Athletic director to leave CC

0 Comments | Gazette, The (Colorado Springs), Mar 15, 2007 | by KATE CRANDALL THE GAZETTE

After three years as Colorado College athletic director, Julie Soriero will become athletic director at Massachusetts Institute of Technology, effective July 1, the schools announced Wednesday.

Citing a desire to return to her East Coast roots and for a new challenge, Soriero expressed mixed emotions.

"I'm a little overwhelmed right now," said the Pennsylvania native. "You give up what is known for what is unknown and that's a little frightening at times."

First contacted in October by a search firm, Soriero said she was not initially interested but began to contemplate the offer after a visit.

"What attracts me to MIT as an institution is its commitment to excellence," she said.

Terms of Soriero's five-year contract with MIT were not disclosed.

Colorado College president Dick Celeste said CC will conduct a national search for a replacement with a target hiring date of July 1.

"I'm sad for us but it's great for her," Celeste said. "It'd be nice if she could be in two places at once or if we could clone her."

While serving as interim athletic director in January 2004, Soriero fought an NCAA motion that would have jeopardized CC's two Division I sports -- women's soccer and men's ice hockey.

The campaign succeeded, and the NCAA voted to support an amendment allowing CC and the other seven schools that have Division I and III programs to continue offering scholarships to Division I athletes.

"It was trial by fire in that we had to work with other schools on a national strategy to save Division I scholarships for us and the other schools," Soriero said.

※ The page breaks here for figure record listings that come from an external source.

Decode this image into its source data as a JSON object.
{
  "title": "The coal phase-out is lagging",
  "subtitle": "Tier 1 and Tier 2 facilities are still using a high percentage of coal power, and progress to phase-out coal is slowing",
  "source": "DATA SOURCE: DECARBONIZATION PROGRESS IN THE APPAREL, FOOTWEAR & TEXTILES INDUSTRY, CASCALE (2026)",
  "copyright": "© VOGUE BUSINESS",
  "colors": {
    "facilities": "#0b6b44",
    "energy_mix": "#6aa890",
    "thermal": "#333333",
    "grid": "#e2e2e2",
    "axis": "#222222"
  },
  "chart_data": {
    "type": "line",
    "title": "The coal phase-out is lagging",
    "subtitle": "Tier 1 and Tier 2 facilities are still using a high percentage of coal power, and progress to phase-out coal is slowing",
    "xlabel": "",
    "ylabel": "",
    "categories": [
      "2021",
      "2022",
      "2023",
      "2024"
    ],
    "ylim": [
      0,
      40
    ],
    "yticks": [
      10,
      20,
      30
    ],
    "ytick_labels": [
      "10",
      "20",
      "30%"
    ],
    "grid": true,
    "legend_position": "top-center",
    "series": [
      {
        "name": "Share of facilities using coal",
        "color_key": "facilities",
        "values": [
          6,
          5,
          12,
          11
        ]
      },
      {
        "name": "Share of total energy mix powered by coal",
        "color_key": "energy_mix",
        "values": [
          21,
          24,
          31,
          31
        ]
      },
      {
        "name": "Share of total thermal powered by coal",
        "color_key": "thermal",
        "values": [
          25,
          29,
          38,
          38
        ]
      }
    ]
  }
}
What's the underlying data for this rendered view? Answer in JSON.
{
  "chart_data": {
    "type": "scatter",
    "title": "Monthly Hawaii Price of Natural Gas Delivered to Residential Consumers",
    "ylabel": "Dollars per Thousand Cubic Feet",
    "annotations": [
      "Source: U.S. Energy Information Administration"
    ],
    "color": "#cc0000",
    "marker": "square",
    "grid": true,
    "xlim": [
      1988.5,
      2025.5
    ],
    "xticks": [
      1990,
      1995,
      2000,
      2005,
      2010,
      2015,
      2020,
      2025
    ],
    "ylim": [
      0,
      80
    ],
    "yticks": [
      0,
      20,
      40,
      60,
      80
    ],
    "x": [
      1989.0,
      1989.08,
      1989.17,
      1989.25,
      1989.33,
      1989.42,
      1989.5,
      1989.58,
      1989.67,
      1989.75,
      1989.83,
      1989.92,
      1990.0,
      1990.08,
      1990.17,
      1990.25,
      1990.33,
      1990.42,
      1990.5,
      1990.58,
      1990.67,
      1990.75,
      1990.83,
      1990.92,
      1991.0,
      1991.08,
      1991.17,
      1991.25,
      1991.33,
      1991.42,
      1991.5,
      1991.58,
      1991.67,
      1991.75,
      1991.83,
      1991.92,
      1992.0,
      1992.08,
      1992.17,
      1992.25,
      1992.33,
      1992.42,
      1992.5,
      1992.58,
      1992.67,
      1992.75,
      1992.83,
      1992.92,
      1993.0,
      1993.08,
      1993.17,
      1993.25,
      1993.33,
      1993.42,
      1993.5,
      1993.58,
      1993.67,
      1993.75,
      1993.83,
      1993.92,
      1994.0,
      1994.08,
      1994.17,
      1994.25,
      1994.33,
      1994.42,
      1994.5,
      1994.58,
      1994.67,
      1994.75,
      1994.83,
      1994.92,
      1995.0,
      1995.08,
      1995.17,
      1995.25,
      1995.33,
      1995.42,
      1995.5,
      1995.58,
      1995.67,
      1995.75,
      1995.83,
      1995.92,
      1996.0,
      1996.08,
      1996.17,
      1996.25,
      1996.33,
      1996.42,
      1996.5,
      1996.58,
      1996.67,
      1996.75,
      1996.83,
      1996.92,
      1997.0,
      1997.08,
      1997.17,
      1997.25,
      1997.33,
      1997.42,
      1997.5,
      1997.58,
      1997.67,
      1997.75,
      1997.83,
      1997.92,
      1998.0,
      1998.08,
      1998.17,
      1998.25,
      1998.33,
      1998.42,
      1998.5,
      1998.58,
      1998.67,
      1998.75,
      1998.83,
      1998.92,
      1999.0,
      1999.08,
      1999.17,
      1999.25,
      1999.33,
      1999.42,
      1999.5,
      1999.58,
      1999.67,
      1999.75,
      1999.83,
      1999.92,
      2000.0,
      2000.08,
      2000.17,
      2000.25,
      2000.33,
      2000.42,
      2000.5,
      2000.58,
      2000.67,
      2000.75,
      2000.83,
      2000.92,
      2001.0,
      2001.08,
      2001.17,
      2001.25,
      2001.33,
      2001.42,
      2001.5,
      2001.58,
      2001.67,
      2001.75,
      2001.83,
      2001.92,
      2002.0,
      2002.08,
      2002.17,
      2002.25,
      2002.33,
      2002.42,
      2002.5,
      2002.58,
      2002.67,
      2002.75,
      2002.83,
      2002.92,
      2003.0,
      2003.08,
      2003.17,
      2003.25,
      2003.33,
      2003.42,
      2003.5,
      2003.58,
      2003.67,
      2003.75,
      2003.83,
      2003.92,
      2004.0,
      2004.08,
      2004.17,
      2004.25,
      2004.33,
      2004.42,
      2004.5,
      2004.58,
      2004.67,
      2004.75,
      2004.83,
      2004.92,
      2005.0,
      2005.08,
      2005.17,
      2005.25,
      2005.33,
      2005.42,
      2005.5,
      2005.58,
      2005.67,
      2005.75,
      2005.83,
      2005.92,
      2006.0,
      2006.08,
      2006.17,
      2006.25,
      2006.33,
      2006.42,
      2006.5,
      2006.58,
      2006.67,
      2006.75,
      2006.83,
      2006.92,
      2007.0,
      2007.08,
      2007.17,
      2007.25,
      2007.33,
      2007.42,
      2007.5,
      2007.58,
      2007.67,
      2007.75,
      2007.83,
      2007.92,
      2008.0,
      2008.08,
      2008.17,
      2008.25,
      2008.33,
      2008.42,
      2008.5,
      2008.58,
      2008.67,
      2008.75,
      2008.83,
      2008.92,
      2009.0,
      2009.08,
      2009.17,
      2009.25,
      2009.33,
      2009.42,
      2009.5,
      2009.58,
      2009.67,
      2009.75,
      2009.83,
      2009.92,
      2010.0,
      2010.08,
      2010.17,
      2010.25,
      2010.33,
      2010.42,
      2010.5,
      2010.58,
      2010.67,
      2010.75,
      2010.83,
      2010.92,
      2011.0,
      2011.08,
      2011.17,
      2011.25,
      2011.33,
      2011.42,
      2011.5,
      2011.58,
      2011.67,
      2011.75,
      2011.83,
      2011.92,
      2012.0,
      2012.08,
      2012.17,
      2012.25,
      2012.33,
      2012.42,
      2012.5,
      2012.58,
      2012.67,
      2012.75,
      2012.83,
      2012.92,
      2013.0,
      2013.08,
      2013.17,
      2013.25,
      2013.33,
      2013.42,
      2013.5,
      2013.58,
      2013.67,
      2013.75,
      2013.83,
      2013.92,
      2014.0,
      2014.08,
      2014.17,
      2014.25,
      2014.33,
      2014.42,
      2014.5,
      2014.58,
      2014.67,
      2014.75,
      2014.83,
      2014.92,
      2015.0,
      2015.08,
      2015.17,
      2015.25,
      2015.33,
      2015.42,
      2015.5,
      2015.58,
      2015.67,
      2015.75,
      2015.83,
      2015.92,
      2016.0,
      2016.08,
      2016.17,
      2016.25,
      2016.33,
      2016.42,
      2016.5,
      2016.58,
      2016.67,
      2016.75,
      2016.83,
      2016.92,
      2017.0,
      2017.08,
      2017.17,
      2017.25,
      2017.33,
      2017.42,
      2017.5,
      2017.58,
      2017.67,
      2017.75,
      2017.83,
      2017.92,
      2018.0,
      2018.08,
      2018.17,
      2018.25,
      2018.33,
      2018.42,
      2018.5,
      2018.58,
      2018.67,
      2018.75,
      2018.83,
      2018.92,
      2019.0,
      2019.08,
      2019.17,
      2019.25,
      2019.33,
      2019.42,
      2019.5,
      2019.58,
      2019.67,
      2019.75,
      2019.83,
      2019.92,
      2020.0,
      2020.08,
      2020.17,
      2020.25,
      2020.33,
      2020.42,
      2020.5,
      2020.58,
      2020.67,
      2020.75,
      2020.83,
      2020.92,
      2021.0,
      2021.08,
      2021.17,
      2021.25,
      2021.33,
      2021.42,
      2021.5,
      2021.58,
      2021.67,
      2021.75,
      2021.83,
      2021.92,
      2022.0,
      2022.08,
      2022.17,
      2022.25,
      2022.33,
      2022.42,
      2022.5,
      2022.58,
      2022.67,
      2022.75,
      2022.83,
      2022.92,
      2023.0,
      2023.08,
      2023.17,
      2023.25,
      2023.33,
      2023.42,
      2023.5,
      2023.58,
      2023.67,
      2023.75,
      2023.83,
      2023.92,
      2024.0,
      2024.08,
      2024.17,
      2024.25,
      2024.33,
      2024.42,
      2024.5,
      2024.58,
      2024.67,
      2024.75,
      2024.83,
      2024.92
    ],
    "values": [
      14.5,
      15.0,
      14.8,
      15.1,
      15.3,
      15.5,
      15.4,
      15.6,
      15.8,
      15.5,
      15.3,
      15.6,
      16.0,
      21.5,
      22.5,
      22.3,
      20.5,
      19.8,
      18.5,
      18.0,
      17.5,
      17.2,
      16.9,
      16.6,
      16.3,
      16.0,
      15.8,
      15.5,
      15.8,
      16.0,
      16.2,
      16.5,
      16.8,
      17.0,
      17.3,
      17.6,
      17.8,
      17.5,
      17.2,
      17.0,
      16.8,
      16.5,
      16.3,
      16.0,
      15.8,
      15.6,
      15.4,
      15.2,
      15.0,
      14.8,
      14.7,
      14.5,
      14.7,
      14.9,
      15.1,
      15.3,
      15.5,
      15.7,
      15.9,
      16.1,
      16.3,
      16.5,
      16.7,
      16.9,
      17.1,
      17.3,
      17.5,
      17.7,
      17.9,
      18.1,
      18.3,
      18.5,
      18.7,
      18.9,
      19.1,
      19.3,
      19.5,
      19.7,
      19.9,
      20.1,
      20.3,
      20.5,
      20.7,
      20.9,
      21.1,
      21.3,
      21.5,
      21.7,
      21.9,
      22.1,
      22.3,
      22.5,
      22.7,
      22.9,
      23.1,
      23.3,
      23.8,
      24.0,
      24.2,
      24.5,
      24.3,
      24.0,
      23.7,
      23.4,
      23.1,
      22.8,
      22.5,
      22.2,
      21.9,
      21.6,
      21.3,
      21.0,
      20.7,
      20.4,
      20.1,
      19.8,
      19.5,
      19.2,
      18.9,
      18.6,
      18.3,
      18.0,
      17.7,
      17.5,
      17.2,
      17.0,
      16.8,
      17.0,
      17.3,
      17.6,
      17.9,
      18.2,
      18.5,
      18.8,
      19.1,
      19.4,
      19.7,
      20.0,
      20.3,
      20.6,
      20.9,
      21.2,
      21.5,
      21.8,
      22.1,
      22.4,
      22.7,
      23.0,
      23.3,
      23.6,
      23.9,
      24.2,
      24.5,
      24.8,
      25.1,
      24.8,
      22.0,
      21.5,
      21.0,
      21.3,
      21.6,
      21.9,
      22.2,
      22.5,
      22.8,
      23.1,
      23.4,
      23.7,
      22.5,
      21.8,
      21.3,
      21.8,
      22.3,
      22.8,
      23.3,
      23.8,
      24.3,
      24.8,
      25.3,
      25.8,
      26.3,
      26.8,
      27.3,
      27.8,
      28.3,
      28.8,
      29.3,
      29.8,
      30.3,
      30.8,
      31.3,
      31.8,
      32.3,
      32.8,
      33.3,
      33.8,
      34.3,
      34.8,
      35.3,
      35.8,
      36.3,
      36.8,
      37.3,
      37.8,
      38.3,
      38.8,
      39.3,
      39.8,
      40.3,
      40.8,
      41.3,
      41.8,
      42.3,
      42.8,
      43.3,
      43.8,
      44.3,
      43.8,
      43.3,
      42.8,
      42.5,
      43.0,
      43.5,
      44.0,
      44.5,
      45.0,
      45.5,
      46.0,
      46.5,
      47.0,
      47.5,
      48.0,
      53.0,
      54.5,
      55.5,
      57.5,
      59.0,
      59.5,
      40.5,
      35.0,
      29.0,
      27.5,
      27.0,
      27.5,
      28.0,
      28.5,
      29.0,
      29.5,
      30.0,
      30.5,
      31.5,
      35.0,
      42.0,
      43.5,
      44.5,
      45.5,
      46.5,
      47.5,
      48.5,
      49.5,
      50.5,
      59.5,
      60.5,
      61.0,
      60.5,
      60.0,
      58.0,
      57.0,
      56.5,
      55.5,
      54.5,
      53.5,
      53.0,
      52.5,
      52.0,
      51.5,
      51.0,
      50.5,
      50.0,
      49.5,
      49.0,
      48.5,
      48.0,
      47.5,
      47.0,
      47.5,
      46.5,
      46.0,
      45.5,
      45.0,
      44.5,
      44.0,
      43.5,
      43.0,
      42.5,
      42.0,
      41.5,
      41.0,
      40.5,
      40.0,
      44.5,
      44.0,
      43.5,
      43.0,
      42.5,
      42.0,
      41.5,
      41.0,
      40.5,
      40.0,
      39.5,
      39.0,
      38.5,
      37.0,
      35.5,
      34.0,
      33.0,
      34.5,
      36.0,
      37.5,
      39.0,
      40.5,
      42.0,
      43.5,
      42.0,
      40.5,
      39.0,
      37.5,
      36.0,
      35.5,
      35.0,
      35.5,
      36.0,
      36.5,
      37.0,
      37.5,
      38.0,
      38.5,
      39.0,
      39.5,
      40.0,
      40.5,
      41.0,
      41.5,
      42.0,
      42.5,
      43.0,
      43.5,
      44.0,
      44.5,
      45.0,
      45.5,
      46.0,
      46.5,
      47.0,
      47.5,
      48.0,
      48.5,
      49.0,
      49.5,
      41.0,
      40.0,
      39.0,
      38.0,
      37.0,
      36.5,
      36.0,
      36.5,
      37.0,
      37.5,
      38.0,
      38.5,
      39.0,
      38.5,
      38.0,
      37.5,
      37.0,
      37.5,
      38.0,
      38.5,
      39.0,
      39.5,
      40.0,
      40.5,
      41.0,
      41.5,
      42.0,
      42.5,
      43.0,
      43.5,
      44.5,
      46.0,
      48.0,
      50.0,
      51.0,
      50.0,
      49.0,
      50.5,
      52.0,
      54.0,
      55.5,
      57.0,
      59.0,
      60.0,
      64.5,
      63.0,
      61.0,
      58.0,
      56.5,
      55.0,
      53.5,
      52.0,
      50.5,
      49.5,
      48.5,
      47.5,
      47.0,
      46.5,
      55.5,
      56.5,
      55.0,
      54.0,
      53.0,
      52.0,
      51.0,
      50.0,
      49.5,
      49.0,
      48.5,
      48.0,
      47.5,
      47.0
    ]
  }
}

In April 2006, Soriero helped CC's Division I women's soccer team join Conference USA as an affiliate member. Also, nine of CC's 12 Division III sports gained admission into the Southern Collegiate Athletic Conference, shifting from CC's long-standing status as an independent.

"Julie was great during the whole process," CC women's soccer coach Geoff Bennett said. "She was very supportive and understood how important it was to get affiliated with a conference. It gives us a national identity and she was behind it 100 percent... She's a big reason that we have gotten back to the point that we are."

Cross country, track and field, swimming and diving and tennis joined the SCAC for the 2006-07 school year.

Men's and women's basketball, football, men's soccer, softball and volleyball will join for the 2007-08 school year.

Tigers cross country and track and field coach Ted Castaneda lauded Soriero's initiative, which has helped his athletes become more competitive nationally.

Conference alignment "was long needed here," Castaneda said. "It was 15 years in the making, but she got it done."

Soriero, who served as interim athletic director twice, also served as CC's women's basketball coach from 1999-2001. She had previously coached basketball at Penn, Philadelphia University and Haverford College.

According to a 2004 study funded by the Women's Sports Foundation, only 187 women serve as athletic directors in about 1,000 Divisions I, II and III schools.

At Division III MIT, Soriero will join a network of women in leadership positions. Soriero will work under president Susan Hockfield and with Candace Royer, who was the previous athletic director and will raise funds for the athletic department as senior associate dean of student life.